A Trajectory-Based Safety Audit of Clawdbot (OpenClaw)

TL;DR

This paper evaluates the safety of Clawdbot, a versatile AI agent, across multiple risk dimensions using a trajectory-based approach, identifying common failure modes and security vulnerabilities in various scenarios.

Contribution

It introduces a trajectory-centric safety evaluation framework for Clawdbot, combining automated and human assessments across adapted and custom scenarios.

Findings

Safety performance varies across tasks

Failures often occur with ambiguous or open-ended prompts

Most vulnerabilities are linked to misinterpretations in benign contexts

Abstract

Clawdbot is a self-hosted, tool-using personal AI agent with a broad action space spanning local execution and web-mediated workflows, which raises heightened safety and security concerns under ambiguity and adversarial steering.

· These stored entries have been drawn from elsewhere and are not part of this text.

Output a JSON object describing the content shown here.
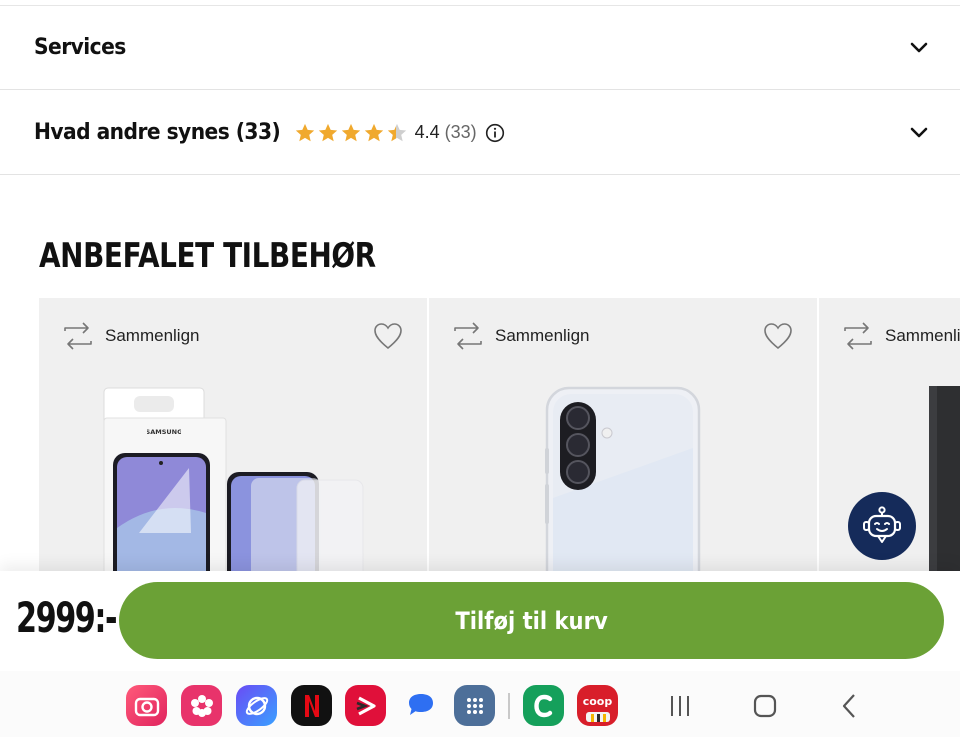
{
  "accordion": {
    "services": {
      "title": "Services"
    },
    "reviews": {
      "title": "Hvad andre synes (33)",
      "rating_value": "4.4",
      "rating_count": "(33)",
      "rating_stars": 4.4
    }
  },
  "recommended": {
    "title": "ANBEFALET TILBEHØR",
    "cards": [
      {
        "compare_label": "Sammenlign",
        "brand_text": "SAMSUNG"
      },
      {
        "compare_label": "Sammenlign"
      },
      {
        "compare_label": "Sammenlign"
      }
    ]
  },
  "purchase": {
    "price": "2999:-",
    "add_to_cart": "Tilføj til kurv"
  },
  "dock": {
    "apps": [
      "camera-app",
      "flower-app",
      "internet-app",
      "netflix-app",
      "viaplay-app",
      "messages-app",
      "app-drawer",
      "coop-c-app",
      "coop-app"
    ],
    "coop_label": "coop"
  },
  "colors": {
    "accent_green": "#6ba136",
    "star": "#f0a92e",
    "chatbot_bg": "#152b5a"
  }
}
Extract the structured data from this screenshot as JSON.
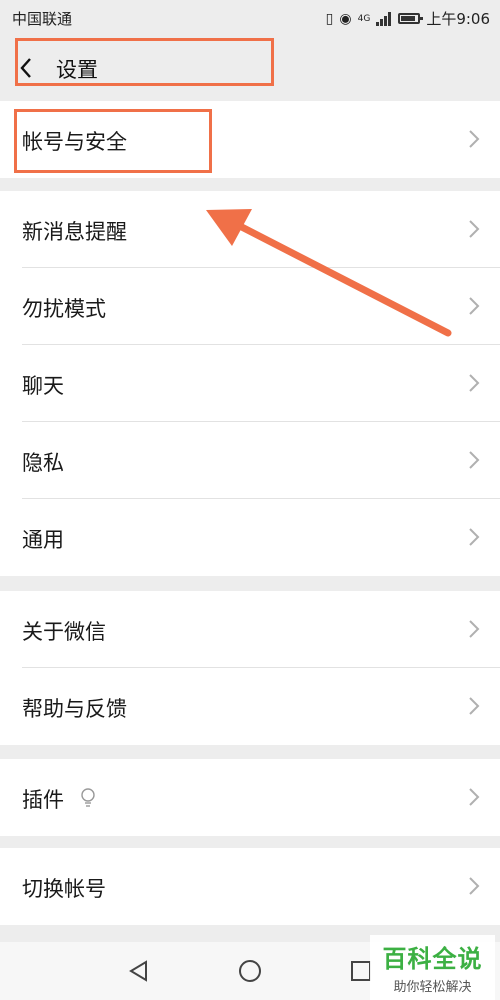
{
  "status": {
    "carrier": "中国联通",
    "network": "4G",
    "time": "上午9:06"
  },
  "header": {
    "title": "设置"
  },
  "groups": [
    {
      "items": [
        {
          "label": "帐号与安全"
        }
      ]
    },
    {
      "items": [
        {
          "label": "新消息提醒"
        },
        {
          "label": "勿扰模式"
        },
        {
          "label": "聊天"
        },
        {
          "label": "隐私"
        },
        {
          "label": "通用"
        }
      ]
    },
    {
      "items": [
        {
          "label": "关于微信"
        },
        {
          "label": "帮助与反馈"
        }
      ]
    },
    {
      "items": [
        {
          "label": "插件"
        }
      ]
    },
    {
      "items": [
        {
          "label": "切换帐号"
        }
      ]
    }
  ],
  "watermark": {
    "main": "百科全说",
    "sub": "助你轻松解决"
  },
  "colors": {
    "annotation": "#f07048",
    "background": "#ededed",
    "watermark": "#3cb043"
  }
}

We present a trajectory-centric evaluation of Clawdbot across six risk dimensions. Our test suite samples and lightly adapts scenarios from prior agent-safety benchmarks (including ATBench and LPS-Bench) and supplements them with hand-designed cases tailored to Clawdbot's tool surface. We log complete interaction trajectories (messages, actions, tool-call arguments/outputs) and assess safety using both an automated trajectory judge (AgentDoG-Qwen3-4B) and human review. Across 34 canonical cases, we find a non-uniform safety profile: performance is generally consistent on reliability-focused tasks, while most failures arise under underspecified intent, open-ended goals, or benign-seeming jailbreak prompts, where minor misinterpretations can escalate into higher-impact tool actions. We supplemented the overall results with representative case studies and summarized the commonalities of these cases, analyzing the security vulnerabilities and typical failure modes that Clawdbot is prone to trigger in practice.